New Greek govt takes office as painful reforms loom
ATHENS, Greece—Greek Prime Minister Alexis Tsipras’ new left-wing government took office on Wednesday with a mandate to tackle painful economic reforms as well as a growing migration crisis that has shaken the EU.
Tsipras barely had time to see his cabinet sworn into office before flying to Brussels for an emergency migration summit, a day after EU ministers forced through a controversial deal to relocate 120,000 refugees, angering several member states in the process.
“We must share the burden,” Tsipras said in Brussels, after complaining that Europe had failed to give adequate support to Athens.
The new Greek cabinet is almost a carbon copy of the previous government headed by the 41-year-old premier, who resigned in August after he losing his majority following a rebellion by hardliners in his Syriza party who were angered by the economic reform-and-rescue deal.

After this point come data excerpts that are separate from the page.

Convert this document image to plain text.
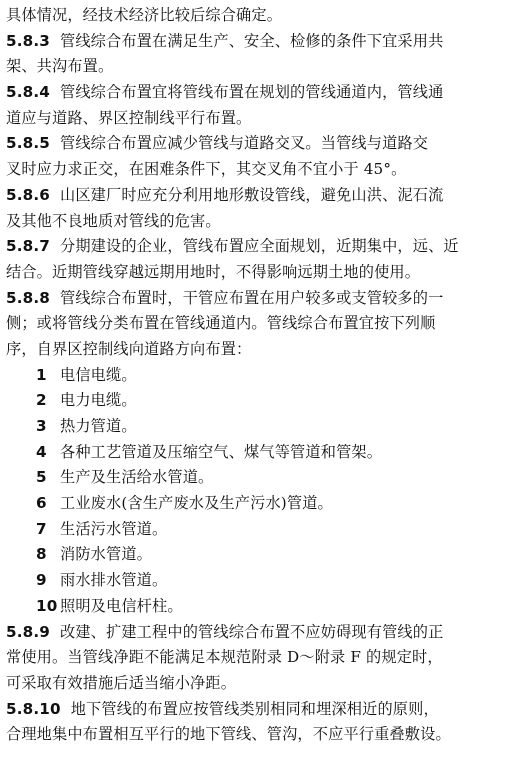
具体情况，经技术经济比较后综合确定。
5.8.3 管线综合布置在满足生产、安全、检修的条件下宜采用共
架、共沟布置。
5.8.4 管线综合布置宜将管线布置在规划的管线通道内，管线通
道应与道路、界区控制线平行布置。
5.8.5 管线综合布置应减少管线与道路交叉。当管线与道路交
叉时应力求正交，在困难条件下，其交叉角不宜小于 45°。
5.8.6 山区建厂时应充分利用地形敷设管线，避免山洪、泥石流
及其他不良地质对管线的危害。
5.8.7 分期建设的企业，管线布置应全面规划，近期集中，远、近
结合。近期管线穿越远期用地时，不得影响远期土地的使用。
5.8.8 管线综合布置时，干管应布置在用户较多或支管较多的一
侧；或将管线分类布置在管线通道内。管线综合布置宜按下列顺
序，自界区控制线向道路方向布置：
1 电信电缆。
2 电力电缆。
3 热力管道。
4 各种工艺管道及压缩空气、煤气等管道和管架。
5 生产及生活给水管道。
6 工业废水(含生产废水及生产污水)管道。
7 生活污水管道。
8 消防水管道。
9 雨水排水管道。
10 照明及电信杆柱。
5.8.9 改建、扩建工程中的管线综合布置不应妨碍现有管线的正
常使用。当管线净距不能满足本规范附录 D～附录 F 的规定时，
可采取有效措施后适当缩小净距。
5.8.10 地下管线的布置应按管线类别相同和埋深相近的原则，
合理地集中布置相互平行的地下管线、管沟，不应平行重叠敷设。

One new arrival raised eyebrows—a lawmaker from junior coalition partner, the nationalist Independent Greeks (ANEL), who has made repeated anti-Semitic comments on social media, and was appointed junior works minister.
Dmitris Kammenos sparked uproar earlier this year by comparing the EU to Auschwitz, and is also accused of peddling a conspiracy theory claiming that 2,500 Jews employed in New York’s World Trade Centre “skipped work” on the day of the September 11, 2001 attacks.
Outrage had mounted over his nomination throughout the day and the government announced late Wednesday that he had stepped down from the post less than 24 hours after being appointed.
Tsipras’ decision to keep the same team that negotiated the July cash-for-reforms deal, the country’s third bailout in five years, has sent a signal to international creditors.
Pro-euro Euclid Tsakalotos retains the finance ministry portfolio while George Chouliarakis, the reclusive expert who led the country’s rocky bailout negotiations with EU and IMF envoys, has been appointed junior finance minister.
According to state news agency ANA, Chouliarakis said 61 percent of Greece’s bailout obligations had been carried out.
He said Greece faced “mild” recession this year, and that Athens must reach a deal on debt relief after it undergoes its first bailout reform audit later this year.
EU economic affairs commissioner Pierre Moscovici expressed delight earlier on Wednesday to have Tsakalotos back at the post.
“Happy to continue working together to help Greece,” Moscovici tweeted.
Keeping the balance
The liberal daily Kathimerini said Wednesday that Tsipras had been careful to reward loyal Syriza cadres who supported him against the hardliners.
“Tsipras’ basic criterion was to keep the balance in his party… and reward those who stood at his side on the bailout issue,” the daily said.
Several members of the cabinet said their first order of business was to revive the Greek economy, which is still bound by capital controls imposed by Tsipras in June to avert a deposit run.
“Our goal is recovery and reconstruction,” deputy prime minister Yiannis Dragasakis told reporters before the ceremony.
“We have the prerequisites to overcome the difficulties,” he said, adding that the government wanted to leave “left-wing imprints” at the end of its term.
Senior Syriza figures also insist they will propose alternative social-minded policies to mitigate some of the toughest bailout cuts.
Nikos Kotzias, the former senior Communist who clashed with EU peers over the Ukraine crisis, returns to the foreign ministry, and the key migration portfolio remains in the hands of Ioannis Mouzalas, who as interim minister before the election helped ease pressure on Greek islands swamped by refugee arrivals.
The new government has 16 ministers and 30 deputy ministers, but only four women including the spokeswoman.
Prioritizing economic reform
The IMF said it was looking forward to working with the new government.
“We welcome the completion of the electoral process in Greece and look forward to working with the new government on the policies needed to put Greece on a path for sustainable growth,” the global lender said in a statement.
But the clock is ticking, with a review due in late October by the lenders on whether Athens is abiding by the reform program. At stake for the new government will be the release of a new three-billion-euro ($3.3-billion) tranche of aid.
In his second mandate, Tsipras also hopes to strengthen Syriza’s left-wing credentials by fighting the systemic corruption and cronyism that has tainted Greek political life for decades, while tackling the migrant crisis with more efficiency and humanity.
Debt-strapped Greece has been the first port of call for some 310,000 refugees from war and persecution in the Middle East and elsewhere this year, but almost all have moved on to seek a new life in more prosperous economies to the north.
Some 4,000 migrants riding flimsy vessels from Turkey arrive on the Greek islands every day.